Ms Baker added: "We believe the amount of choice in CTF products is one of the greatest causes of inaction because some parents are confused and scared of doing the wrong thing. Parents are presented with so many CTF options at a time when their main priority is looking after a newborn baby and it is easy for Child Trust Funds to be put to the bottom of the priority list until the voucher expires.  We believe that HMRC can help by removing the burden of choice and promoting the stakeholder account as the default option for parents, while retaining non-stakeholder alternatives for those who are more certain.

 

"CTFs can have a real and positive impact on social mobility, but only if parents are encouraged to engage with the scheme from the birth of their child and simplicity is the key to this."

 

Mr Hollands added: "While it's nice for the kids to have this autumn windfall in the shape of the vouchers that are about to arrive, the real measure of long-term success for Child Trust Funds will be the extent to which they are topped up, rather than the size of taxpayer handouts, as that will be the ultimate proof as to whether the nation's savings habits have changed."

 

 

Seven things to bear in mind as seven-year olds get CTF windfall

  1. It's a good time to review your CTF strategy.
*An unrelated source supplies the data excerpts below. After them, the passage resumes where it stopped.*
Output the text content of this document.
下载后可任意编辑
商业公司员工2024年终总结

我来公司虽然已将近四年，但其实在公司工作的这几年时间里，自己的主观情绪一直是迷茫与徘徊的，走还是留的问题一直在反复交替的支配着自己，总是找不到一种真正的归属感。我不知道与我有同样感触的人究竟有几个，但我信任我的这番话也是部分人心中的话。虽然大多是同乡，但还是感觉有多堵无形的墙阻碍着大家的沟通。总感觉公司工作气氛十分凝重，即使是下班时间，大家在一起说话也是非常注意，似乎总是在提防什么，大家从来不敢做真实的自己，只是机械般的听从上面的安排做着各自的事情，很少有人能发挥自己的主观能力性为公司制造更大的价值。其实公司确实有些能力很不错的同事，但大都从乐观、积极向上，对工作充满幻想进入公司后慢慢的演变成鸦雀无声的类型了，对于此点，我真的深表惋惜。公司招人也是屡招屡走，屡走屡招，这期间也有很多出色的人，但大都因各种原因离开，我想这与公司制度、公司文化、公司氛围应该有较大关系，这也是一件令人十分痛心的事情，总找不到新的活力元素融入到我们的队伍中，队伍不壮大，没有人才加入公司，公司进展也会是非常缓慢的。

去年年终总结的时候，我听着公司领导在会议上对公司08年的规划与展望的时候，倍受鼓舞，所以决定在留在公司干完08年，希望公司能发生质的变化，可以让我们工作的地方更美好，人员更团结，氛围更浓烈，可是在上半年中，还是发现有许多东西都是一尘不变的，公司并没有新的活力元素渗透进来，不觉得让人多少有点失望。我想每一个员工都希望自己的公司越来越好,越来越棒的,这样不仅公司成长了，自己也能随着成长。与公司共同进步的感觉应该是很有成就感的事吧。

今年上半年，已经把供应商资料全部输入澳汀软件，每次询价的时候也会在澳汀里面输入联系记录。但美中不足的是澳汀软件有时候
Don't forget you can switch from one provider to another if you want - many parents are unaware of this.
  2. Don't be disheartened by recent equity market performance. Investing in shares still offers the best growth potential over the long term, although there will be ups and downs along the way.
  3. Don't assume stakeholder CTFs are the lowest-cost option. While in theory 1.5 per cent a year is the maximum a stakeholder account can charge, in practice most charge exactly that. Investment trusts can offer active management at a fraction of the cost.
  4. The world is your oyster. Many stakeholder accounts stick to tracking an index of UK shares, but the UK is only a modest proportion of global stock markets. Many other markets, while perhaps more risky, have superior growth potential, or you could ensure you have all bases covered with a diversified global investment trust.
  5. Although cash might seem the safest option in these volatile times given that your capital is secure, the returns on offer tend to be poor. Interest rates are at a 300-year low and inflation - which is unlikely to stay in negative territory for too long - will eat away at the value of your fund over time.
  6. Don't forget those children over seven who have missed out on the Government's generosity. There are other children's savings plans available offering the same breadth of investment choice as a CTF, and with greater flexibility.
  7. While inducements such as gift vouchers might look good at the point of opening a CTF, don't let them blind you to the real value of the investment. A good choice could make you much more than the value of a free piggy bank over the long term.